A step toward software that can tell your next move before you've made it.
Image: Shutterstock

Some things computers aren't so great at yet, like recognizing human faces (don't believe the hype) or finding the prime factors of very large numbers (the basis of most current cryptography). There are just too many possibilities, a deluge of small differences: possibilities that must be exhausted before arriving at a correct answer. Whether noses or numbers, it's a matter of processing and work. The actions of humans—the changes observed in a real-world figure over a period of time—fall into this category of processing resistance. Human brains still do it better. For now.

Faces and behavior are subjects of much intensive research on behalf of the twin states of security and social media. The closed-circuit networks laid out over many cities are (so far) limited by the need for human eyes. It's not hard to imagine just how fervent the desire is on the part of all the various security agencies across the globe to have every single camera manned at all times. A watcher (or two or three) at every corner in London.

Advertisement

This June at the Conference on Computer Vision and Pattern Recognition, researchers based at MIT and the University of California will present a new activity-recognition algorithm to destroy them all. The algorithm is based on natural language processing algorithms and bests the existing technology in several key areas. For one, it uses computer memory intelligently (recognition takes a lot of virtual memory), allowing memory usage to remain fixed, and thus allowing the viewing/processing of very large files and, critically, streams of video.

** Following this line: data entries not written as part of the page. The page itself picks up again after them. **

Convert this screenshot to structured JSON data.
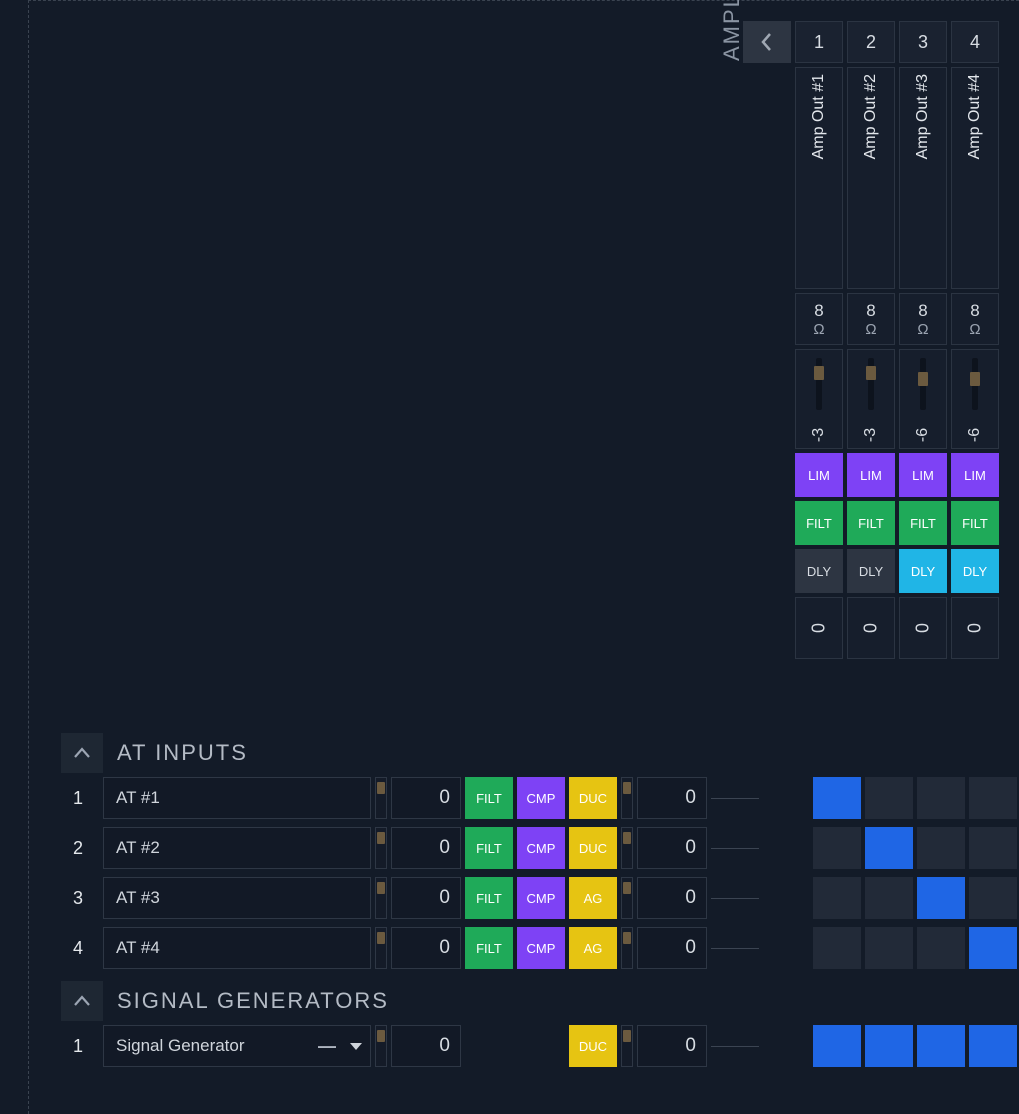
{
  "amp": {
    "section_label": "AMPLIFIER OUTPUTS",
    "numbers": [
      "1",
      "2",
      "3",
      "4"
    ],
    "names": [
      "Amp Out #1",
      "Amp Out #2",
      "Amp Out #3",
      "Amp Out #4"
    ],
    "impedance": {
      "value": "8",
      "unit": "Ω"
    },
    "fader_values": [
      "-3",
      "-3",
      "-6",
      "-6"
    ],
    "proc": {
      "lim": "LIM",
      "filt": "FILT",
      "dly": "DLY",
      "dly_on": [
        false,
        false,
        true,
        true
      ]
    },
    "zero": "0"
  },
  "sections": {
    "at_inputs": {
      "title": "AT INPUTS",
      "rows": [
        {
          "num": "1",
          "name": "AT #1",
          "val1": "0",
          "p1": "FILT",
          "p2": "CMP",
          "p3": "DUC",
          "val2": "0",
          "matrix": [
            true,
            false,
            false,
            false
          ]
        },
        {
          "num": "2",
          "name": "AT #2",
          "val1": "0",
          "p1": "FILT",
          "p2": "CMP",
          "p3": "DUC",
          "val2": "0",
          "matrix": [
            false,
            true,
            false,
            false
          ]
        },
        {
          "num": "3",
          "name": "AT #3",
          "val1": "0",
          "p1": "FILT",
          "p2": "CMP",
          "p3": "AG",
          "val2": "0",
          "matrix": [
            false,
            false,
            true,
            false
          ]
        },
        {
          "num": "4",
          "name": "AT #4",
          "val1": "0",
          "p1": "FILT",
          "p2": "CMP",
          "p3": "AG",
          "val2": "0",
          "matrix": [
            false,
            false,
            false,
            true
          ]
        }
      ]
    },
    "sig_gen": {
      "title": "SIGNAL GENERATORS",
      "rows": [
        {
          "num": "1",
          "name": "Signal Generator",
          "dash": "—",
          "val1": "0",
          "p3": "DUC",
          "val2": "0",
          "matrix": [
            true,
            true,
            true,
            true
          ]
        }
      ]
    }
  }
}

The ability to handle video streams is in itself a major advance. It's made possible by the new algorithm's ability to process partially completed actions. If, say, someone on the street suddenly spins around and reaches into their coat pocket, the algorithm is designed to produce probabilities of how that action will be completed. So, yes, in a way it also attempts to predict the future. That's a bit spooky, naturally, but less a matter of pre-crime than it is of basic action identification. Single actions take place over time intervals, after all.

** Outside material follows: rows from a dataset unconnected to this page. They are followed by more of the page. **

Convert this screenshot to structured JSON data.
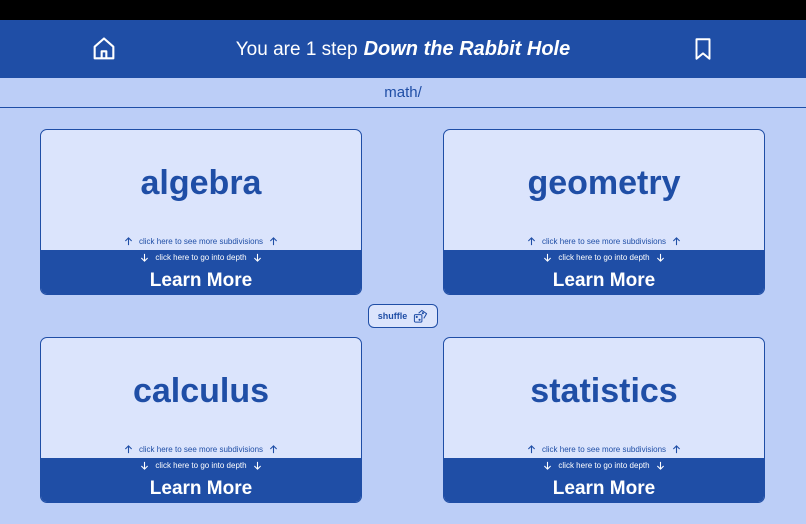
{
  "header": {
    "step_text": "You are 1 step",
    "brand": "Down the Rabbit Hole",
    "home_icon": "home-icon",
    "bookmark_icon": "bookmark-icon"
  },
  "path": "math/",
  "cards": [
    {
      "title": "algebra",
      "subdivisions": "click here to see more subdivisions",
      "depth": "click here to go into depth",
      "learn": "Learn More"
    },
    {
      "title": "geometry",
      "subdivisions": "click here to see more subdivisions",
      "depth": "click here to go into depth",
      "learn": "Learn More"
    },
    {
      "title": "calculus",
      "subdivisions": "click here to see more subdivisions",
      "depth": "click here to go into depth",
      "learn": "Learn More"
    },
    {
      "title": "statistics",
      "subdivisions": "click here to see more subdivisions",
      "depth": "click here to go into depth",
      "learn": "Learn More"
    }
  ],
  "shuffle": {
    "label": "shuffle",
    "icon": "shuffle-dice-icon"
  },
  "colors": {
    "primary": "#1f4ea6",
    "background": "#bccef7",
    "card": "#dbe4fc"
  }
}
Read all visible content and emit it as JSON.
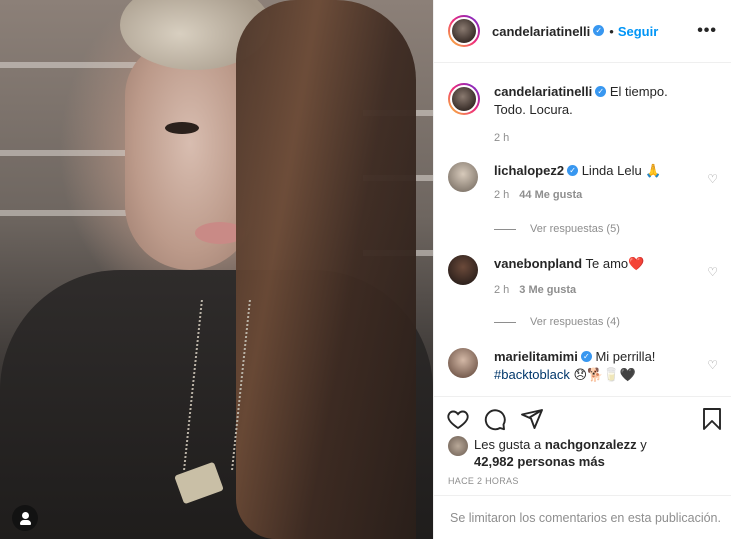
{
  "post": {
    "author": "candelariatinelli",
    "follow_label": "Seguir",
    "more_icon": "more-horizontal-icon",
    "caption": "El tiempo. Todo. Locura.",
    "caption_time": "2 h"
  },
  "comments": [
    {
      "user": "lichalopez2",
      "verified": true,
      "text": "Linda Lelu 🙏",
      "time": "2 h",
      "likes": "44 Me gusta",
      "replies": "Ver respuestas (5)"
    },
    {
      "user": "vanebonpland",
      "verified": false,
      "text": "Te amo❤️",
      "time": "2 h",
      "likes": "3 Me gusta",
      "replies": "Ver respuestas (4)"
    },
    {
      "user": "marielitamimi",
      "verified": true,
      "text": "Mi perrilla!",
      "hashtag": "#backtoblack",
      "emojis": "😞🐕🥛🖤"
    }
  ],
  "likes": {
    "prefix": "Les gusta a",
    "user": "nachgonzalezz",
    "connector": "y",
    "others": "42,982 personas más"
  },
  "time_ago": "HACE 2 HORAS",
  "comments_limited": "Se limitaron los comentarios en esta publicación.",
  "colors": {
    "accent": "#0095f6",
    "verified": "#3897f0",
    "muted": "#8e8e8e",
    "text": "#262626",
    "border": "#efefef"
  }
}
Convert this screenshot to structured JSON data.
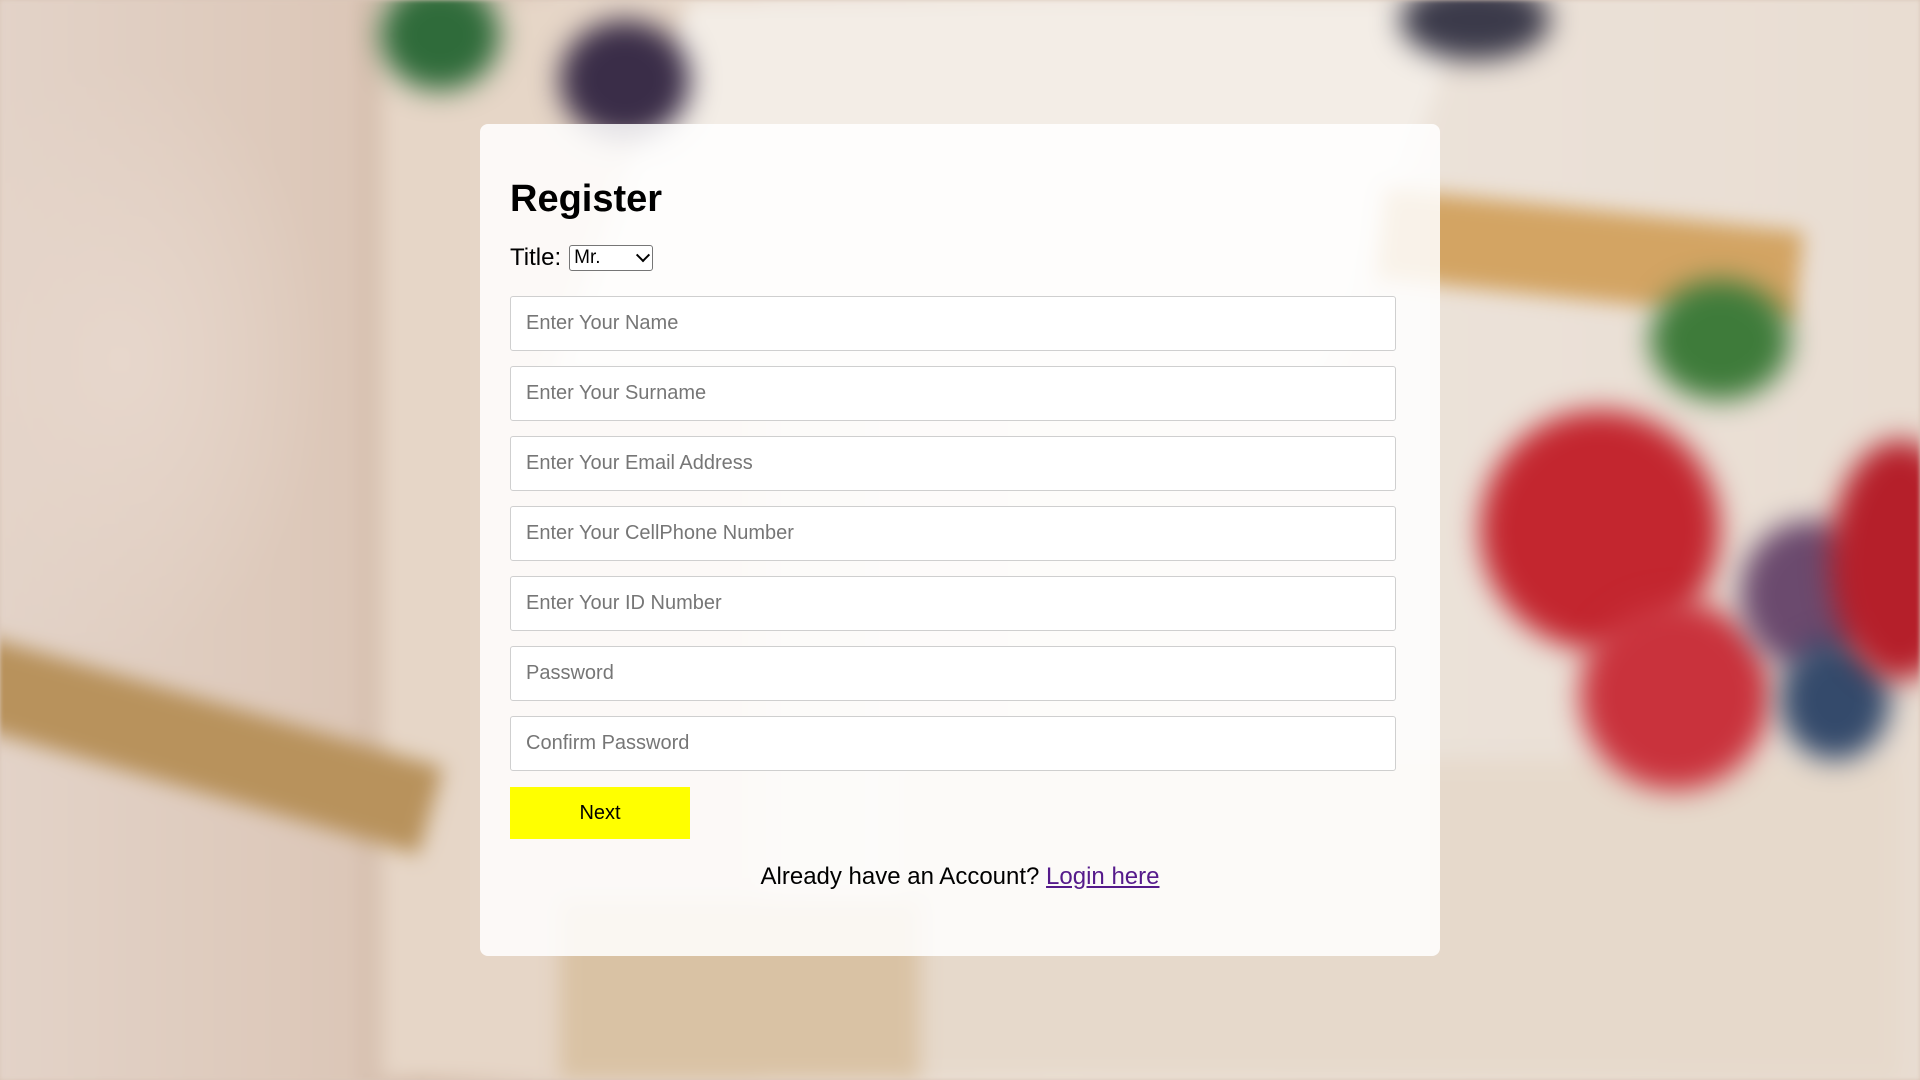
{
  "form": {
    "heading": "Register",
    "title_label": "Title:",
    "title_selected": "Mr.",
    "fields": [
      {
        "name": "name-input",
        "placeholder": "Enter Your Name",
        "type": "text"
      },
      {
        "name": "surname-input",
        "placeholder": "Enter Your Surname",
        "type": "text"
      },
      {
        "name": "email-input",
        "placeholder": "Enter Your Email Address",
        "type": "email"
      },
      {
        "name": "cellphone-input",
        "placeholder": "Enter Your CellPhone Number",
        "type": "tel"
      },
      {
        "name": "id-number-input",
        "placeholder": "Enter Your ID Number",
        "type": "text"
      },
      {
        "name": "password-input",
        "placeholder": "Password",
        "type": "password"
      },
      {
        "name": "confirm-password-input",
        "placeholder": "Confirm Password",
        "type": "password"
      }
    ],
    "next_label": "Next",
    "login_prompt": "Already have an Account?",
    "login_link": "Login here"
  },
  "colors": {
    "next_button": "#ffff00",
    "link": "#551a8b"
  }
}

The algorithm is posited on the strange notion of "behavioral grammar." We make meaning from words/out of words using rules that establish the relationships between those words. The team argues that actions are likewise made up of sub-actions, similarly related by rules. This comes before this sometimes, but this other thing always comes before this. 

Advertisement

"One of the challenging problems they try to solve is, if you have a sentence, you want to basically parse the sentence, saying what is the subject, what is the verb, what is the adverb," Hamed Pirsiavash, an MIT postdoc, explained in a statement. "We see an analogy here, which is, if you have a complex action—like making tea or making coffee—that has some subactions, we can basically stitch together these subactions and look at each one as something like verb, adjective, and adverb." The result is one coherent action.

The algorithm is based on machine learning, which is very simply a process by which a computer program learns from input data sets and over a period of "training" becomes a uniquely adapted, "smarter" program. In this case, the program implementing the algorithm is tasked with observing videos depicting different actions while being given a set number of subactions to scan for. The program is not informed of what the subactions actually are or how they're related. That's up to the algorithm to determine as it finds the hidden grammar.

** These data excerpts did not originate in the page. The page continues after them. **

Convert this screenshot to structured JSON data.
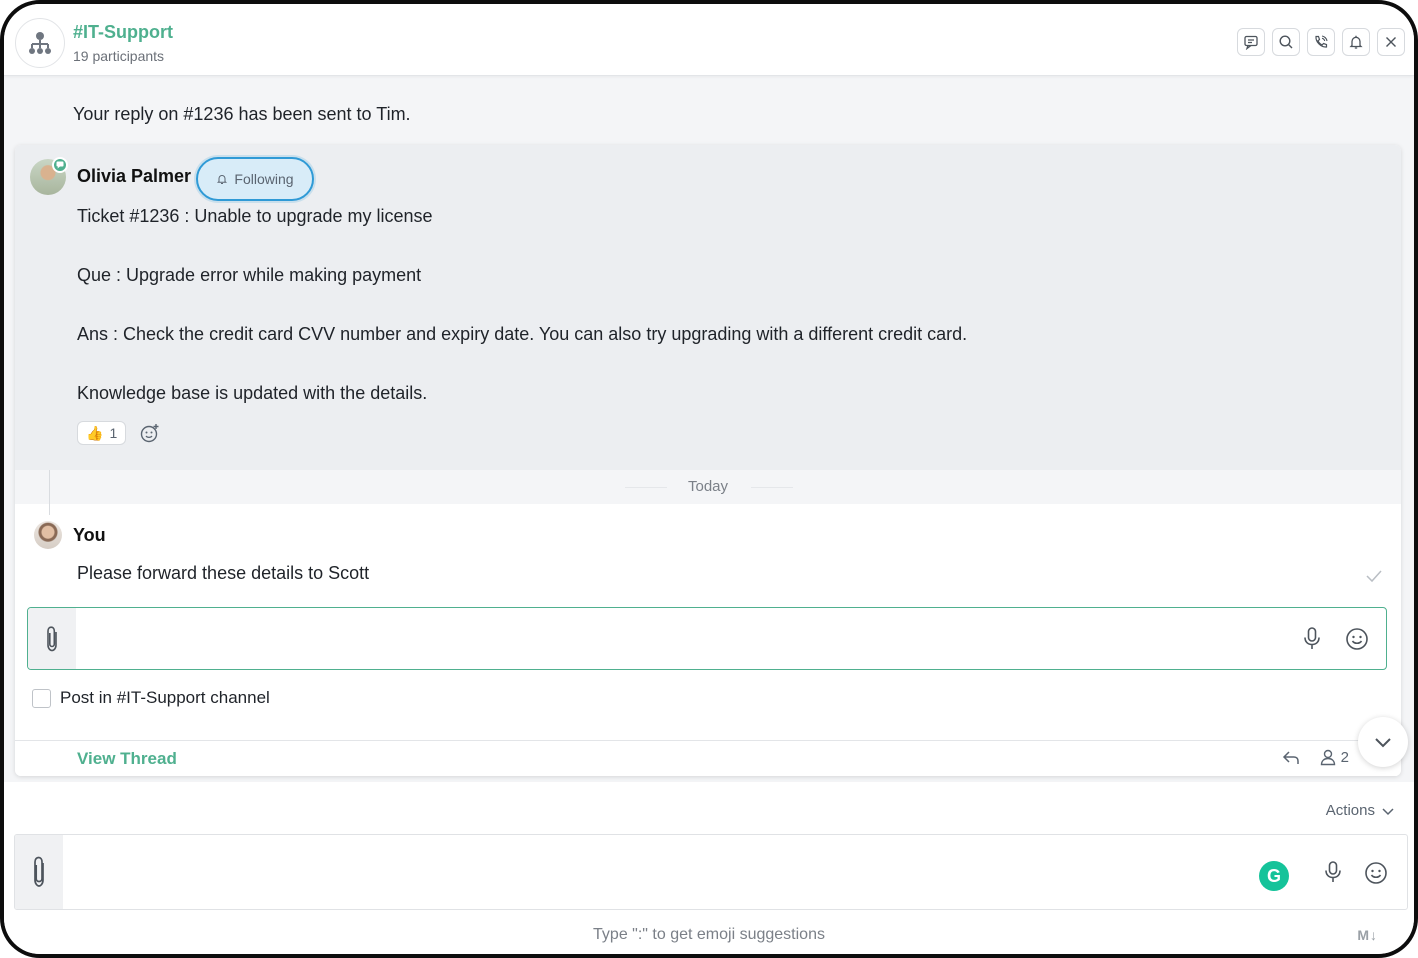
{
  "header": {
    "title": "#IT-Support",
    "subtitle": "19 participants",
    "icons": [
      "discussion-icon",
      "search-icon",
      "call-icon",
      "bell-icon",
      "close-icon"
    ]
  },
  "notice": "Your reply on #1236 has been sent to Tim.",
  "parent_message": {
    "sender": "Olivia Palmer",
    "follow_label": "Following",
    "lines": [
      "Ticket #1236 : Unable to upgrade my license",
      "Que : Upgrade error while making payment",
      "Ans : Check the credit card CVV number and expiry date. You can also try upgrading with a different credit card.",
      "Knowledge base is updated with the details."
    ],
    "reaction": {
      "emoji": "👍",
      "count": "1"
    }
  },
  "divider": {
    "label": "Today"
  },
  "reply": {
    "sender": "You",
    "text": "Please forward these details to Scott"
  },
  "reply_composer": {
    "value": "",
    "placeholder": ""
  },
  "post_in_channel": {
    "label": "Post in #IT-Support channel",
    "checked": false
  },
  "thread_footer": {
    "view_thread": "View Thread",
    "participant_count": "2"
  },
  "bottom": {
    "actions_label": "Actions",
    "composer_value": "",
    "grammarly_letter": "G",
    "hint": "Type \":\" to get emoji suggestions",
    "markdown_label": "M↓"
  },
  "colors": {
    "accent": "#4fb08f",
    "follow_border": "#2f9ad6",
    "grammarly": "#15c39a"
  }
}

So, the program starts at the beginning of a particular video and the beginning of a particular action. With just a snippet of the whole action (one word of the sentence, in our analogy's terms), the program reports a vast number of probabilities of what the final action could be, ranking them from highest to lowest. As the video continues, every piece of new information (time passing is itself new information, even if there's no visual change) eliminates some of those possibilities, which are then reconsidered based on the new information and re-ranked. Eventually a critical point is reached in the action's progression such that the program can make a very good estimation of what's really going down.

This is a new skill for computers and would seem fundamental to the whole action-determination enterprise. The research team tested it out using videos of different athletic activities, like weightlifting or bowling, posted to Youtube. The new algorithm beat out every one of its predecessors. And it's worth noting that happens to be a fairly large and powerful field of predecessors, some utilizing different probabilistic approaches (hidden Marcov models, Kalman filtering) and some using analyses of motion and what physics tells us about the probable future results of some observed current position and velocity (summing changes in position over time in a three-dimensional space). They're all pretty interesting, particularly for math-heads, but this is so far the one to rule.

Following the usual pattern for advances in would-be spooky surveillance tech, the MIT team is also interested in medical applications. A system employing this algorithm might warn elderly individuals that they have or haven't taken their medication, or it might offer automated corrections to patients undergoing physical therapy. It might also offer a way to monitor the return of motor function to patients with neurological damage, by identifying a distinct set of action/motion subunits that can be "manually" (re)constructed into a full motion.

Many of us will of course be thinking about those London cameras, a machine eye behind each one ready to sound the alarm if some action-probability threshold is reached for some suspicious action. Human machines would perhaps be wise to learn how to implement algorithms like this themselves, as much as that's possible—just so they can avoid tipping off the machine watchers.